Well, thank you all for your numerous suggestions!

It seems I will be looking for (violin?) arrangements that cover the EC range.

 

Mark

Posted
If you want to be able to take an arrangement for accordion and just play it on the EC, I think you would mostly be wasting your time. With "advanced" arrangements that include more than one note at a time in the right hand, some of them might work if you play just that right-hand part, but many might not. I think you could do the same -- i.e., play only the right-hand part -- with piano arrangements, and I think a higher percentage would be acceptable, though you would still likely consider many to be "inadequate"
.

I disagree.

Piano music, written for piano, takes advantage of natural decay.

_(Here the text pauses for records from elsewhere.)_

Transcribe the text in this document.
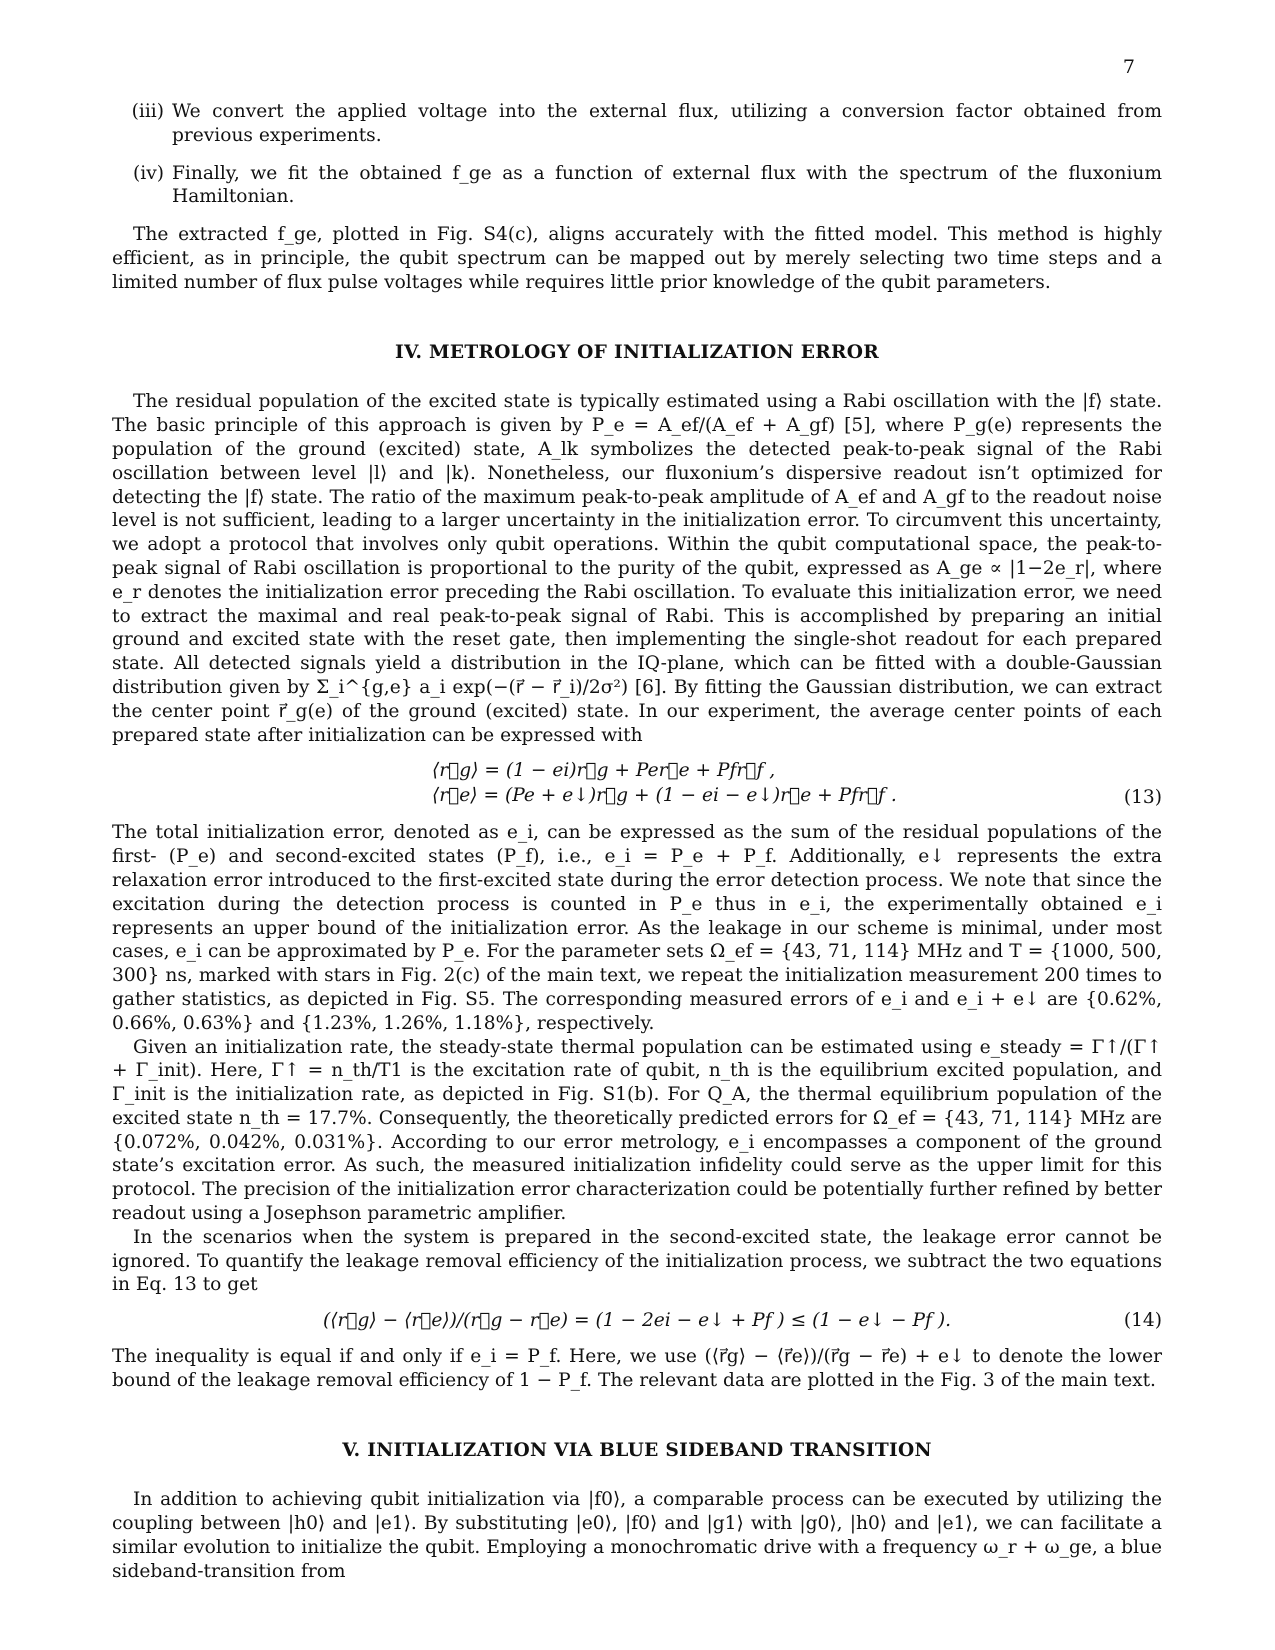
7
(iii) We convert the applied voltage into the external flux, utilizing a conversion factor obtained from previous experiments.
(iv) Finally, we fit the obtained f_ge as a function of external flux with the spectrum of the fluxonium Hamiltonian.

The extracted f_ge, plotted in Fig. S4(c), aligns accurately with the fitted model. This method is highly efficient, as in principle, the qubit spectrum can be mapped out by merely selecting two time steps and a limited number of flux pulse voltages while requires little prior knowledge of the qubit parameters.

IV. METROLOGY OF INITIALIZATION ERROR

The residual population of the excited state is typically estimated using a Rabi oscillation with the |f⟩ state. The basic principle of this approach is given by P_e = A_ef/(A_ef + A_gf) [5], where P_g(e) represents the population of the ground (excited) state, A_lk symbolizes the detected peak-to-peak signal of the Rabi oscillation between level |l⟩ and |k⟩. Nonetheless, our fluxonium’s dispersive readout isn’t optimized for detecting the |f⟩ state. The ratio of the maximum peak-to-peak amplitude of A_ef and A_gf to the readout noise level is not sufficient, leading to a larger uncertainty in the initialization error. To circumvent this uncertainty, we adopt a protocol that involves only qubit operations. Within the qubit computational space, the peak-to-peak signal of Rabi oscillation is proportional to the purity of the qubit, expressed as A_ge ∝ |1−2e_r|, where e_r denotes the initialization error preceding the Rabi oscillation. To evaluate this initialization error, we need to extract the maximal and real peak-to-peak signal of Rabi. This is accomplished by preparing an initial ground and excited state with the reset gate, then implementing the single-shot readout for each prepared state. All detected signals yield a distribution in the IQ-plane, which can be fitted with a double-Gaussian distribution given by Σ_i^{g,e} a_i exp(−(r⃗ − r⃗_i)/2σ²) [6]. By fitting the Gaussian distribution, we can extract the center point r⃗_g(e) of the ground (excited) state. In our experiment, the average center points of each prepared state after initialization can be expressed with

⟨r⃗g⟩ = (1 − ei)r⃗g + Per⃗e + Pfr⃗f ,
⟨r⃗e⟩ = (Pe + e↓)r⃗g + (1 − ei − e↓)r⃗e + Pfr⃗f .	(13)

The total initialization error, denoted as e_i, can be expressed as the sum of the residual populations of the first- (P_e) and second-excited states (P_f), i.e., e_i = P_e + P_f. Additionally, e↓ represents the extra relaxation error introduced to the first-excited state during the error detection process. We note that since the excitation during the detection process is counted in P_e thus in e_i, the experimentally obtained e_i represents an upper bound of the initialization error. As the leakage in our scheme is minimal, under most cases, e_i can be approximated by P_e. For the parameter sets Ω_ef = {43, 71, 114} MHz and T = {1000, 500, 300} ns, marked with stars in Fig. 2(c) of the main text, we repeat the initialization measurement 200 times to gather statistics, as depicted in Fig. S5. The corresponding measured errors of e_i and e_i + e↓ are {0.62%, 0.66%, 0.63%} and {1.23%, 1.26%, 1.18%}, respectively.

Given an initialization rate, the steady-state thermal population can be estimated using e_steady = Γ↑/(Γ↑ + Γ_init). Here, Γ↑ = n_th/T1 is the excitation rate of qubit, n_th is the equilibrium excited population, and Γ_init is the initialization rate, as depicted in Fig. S1(b). For Q_A, the thermal equilibrium population of the excited state n_th = 17.7%. Consequently, the theoretically predicted errors for Ω_ef = {43, 71, 114} MHz are {0.072%, 0.042%, 0.031%}. According to our error metrology, e_i encompasses a component of the ground state’s excitation error. As such, the measured initialization infidelity could serve as the upper limit for this protocol. The precision of the initialization error characterization could be potentially further refined by better readout using a Josephson parametric amplifier.

In the scenarios when the system is prepared in the second-excited state, the leakage error cannot be ignored. To quantify the leakage removal efficiency of the initialization process, we subtract the two equations in Eq. 13 to get

(⟨r⃗g⟩ − ⟨r⃗e⟩)/(r⃗g − r⃗e) = (1 − 2ei − e↓ + Pf ) ≤ (1 − e↓ − Pf ).	(14)

The inequality is equal if and only if e_i = P_f. Here, we use (⟨r⃗g⟩ − ⟨r⃗e⟩)/(r⃗g − r⃗e) + e↓ to denote the lower bound of the leakage removal efficiency of 1 − P_f. The relevant data are plotted in the Fig. 3 of the main text.

V. INITIALIZATION VIA BLUE SIDEBAND TRANSITION

In addition to achieving qubit initialization via |f0⟩, a comparable process can be executed by utilizing the coupling between |h0⟩ and |e1⟩. By substituting |e0⟩, |f0⟩ and |g1⟩ with |g0⟩, |h0⟩ and |e1⟩, we can facilitate a similar evolution to initialize the qubit. Employing a monochromatic drive with a frequency ω_r + ω_ge, a blue sideband-transition from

Accordion arrangements are better suited for EC, the good ones. You can easily leave out the left hand and concentrate on the trebble cleff.

But just be aware that accordion arrangements may be written too high for EC, and have larger range. So you have to be creative.

Violin parts, on the other hand, may fit the range of EC, but also are written too high, where concertina doesn't have strengh, and assume the use the unique dynamics of the violine, that concertina is simply incapable of.

Most of "learn to play Piano Accordion", and "Easy-peasy arrangements for Piano Accordion" is pure garbage. Once again, I'd recommend Gary Dahl's books, and just write to him and ask, who of the accordions arrangers is good. You'll get an eager and comprehencive answer.

Posted

I recommend mandolin music because it not only has the same range as the EC but many of the harmonies and double-stops work well.